See the effects with respect to EQ and EQUAL:
CL-USER 6 >
(flet ((foo () (quote (+ 1 (* 1 2))))
(bar () (list '+ 1 (list '* 1 2))))
(list (list :eq-foo-foo (eq (foo) (foo)))
(list :eq-foo-bar (eq (foo) (bar)))
(list :eq-bar-bar (eq (foo) (bar)))
(list :equal-foo-foo (equal (foo) (foo)))
(list :equal-foo-bar (equal (foo) (bar)))
(list :equal-bar-bar (equal (foo) (bar)))))
((:EQ-FOO-FOO T)
(:EQ-FOO-BAR NIL)
(:EQ-BAR-BAR NIL)
(:EQUAL-FOO-FOO T)
(:EQUAL-FOO-BAR T)
(:EQUAL-BAR-BAR T))
is quote a function?
quote can't be a function, since it returns its enclosed data unevaluated. Thus it is a special evaluation rule.
If quote were a function, it's arguments were evaluated. But that's exactly what is NOT what quote is supposed to do.
why does Lisp need QUOTE?
Lisp usually uses s-expressions to write Lisp code. So s-expressions have a both purpose to denote data and we use it to write programs. In a Lisp program lists are used for function calls, macro forms and special forms. symbols are used as variables:
(+ n 42)
Here (+ n 42) is a list and n is a symbol. But we also want to use lists as data in our programs and we want to use symbols as data. Thus we have to quote them, so that Lisp will not see them as programs, but as data:
(append '(+ n) '(42)) evaluates to (+ n 42)
Thus in a Lisp program, lists and variables are by default part of the language elements, for example as function calls and variables. If we want to use lists and symbols as literal data, we have to quote them, to prevent the evaluator treating them as Lisp code to evaluate.
quote does nothing more than return its argument unevaluated. But what is an unevaluated argument?
When a Lisp program is defined, it is either read from textual source into s-expression form or constructed directly in terms of s-expressions. A macro would be an example of generating s-expressions. Either way there is a data structure comprising (mostly) symbols and conses that represents the program.
Most Lisp expressions will call upon evaluation and compilation machinery to interpret this data structure as terms in a program. quote is treated specially and passed these uninterpreted symbols and conses as its argument.

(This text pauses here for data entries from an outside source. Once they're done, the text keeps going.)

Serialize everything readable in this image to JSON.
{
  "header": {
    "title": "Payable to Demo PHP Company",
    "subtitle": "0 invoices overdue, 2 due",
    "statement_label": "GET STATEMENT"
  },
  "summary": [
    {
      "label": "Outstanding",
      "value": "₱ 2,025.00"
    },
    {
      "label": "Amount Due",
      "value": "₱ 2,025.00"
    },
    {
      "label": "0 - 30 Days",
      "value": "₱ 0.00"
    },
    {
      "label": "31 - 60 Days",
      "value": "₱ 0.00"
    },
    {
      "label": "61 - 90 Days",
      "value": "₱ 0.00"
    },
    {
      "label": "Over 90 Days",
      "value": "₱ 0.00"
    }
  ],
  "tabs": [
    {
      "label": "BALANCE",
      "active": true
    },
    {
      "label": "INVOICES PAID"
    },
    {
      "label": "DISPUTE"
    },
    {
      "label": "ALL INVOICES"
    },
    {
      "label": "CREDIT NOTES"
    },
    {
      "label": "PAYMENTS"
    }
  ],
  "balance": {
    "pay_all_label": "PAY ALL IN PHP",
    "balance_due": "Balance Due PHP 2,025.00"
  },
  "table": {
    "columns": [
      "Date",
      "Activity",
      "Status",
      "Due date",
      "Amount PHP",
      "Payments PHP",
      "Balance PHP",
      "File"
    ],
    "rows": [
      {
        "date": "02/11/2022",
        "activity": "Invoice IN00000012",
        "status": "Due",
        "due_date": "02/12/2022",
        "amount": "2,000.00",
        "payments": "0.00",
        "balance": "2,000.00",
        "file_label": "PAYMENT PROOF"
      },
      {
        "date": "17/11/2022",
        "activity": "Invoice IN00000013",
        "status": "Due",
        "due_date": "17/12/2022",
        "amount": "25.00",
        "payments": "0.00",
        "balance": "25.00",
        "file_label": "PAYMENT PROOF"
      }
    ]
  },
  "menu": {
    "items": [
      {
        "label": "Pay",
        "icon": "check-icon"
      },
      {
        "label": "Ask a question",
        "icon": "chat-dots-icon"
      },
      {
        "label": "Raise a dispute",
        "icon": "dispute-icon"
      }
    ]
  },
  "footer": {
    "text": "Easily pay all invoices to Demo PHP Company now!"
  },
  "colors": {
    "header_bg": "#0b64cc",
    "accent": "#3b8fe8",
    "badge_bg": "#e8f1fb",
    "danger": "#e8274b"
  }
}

In short, quote does almost nothing - the value it returns already exists and is simply passed through.
You can observe the difference between passing through and fresh construction by using eq to test the identity of the return value of quote:
(defun f () '(1 2))
(defun g () (list 1 2))
(eq (f) (f)) => T
(eq (g) (g)) => NIL
As you can see, quote returns the same conses each time through.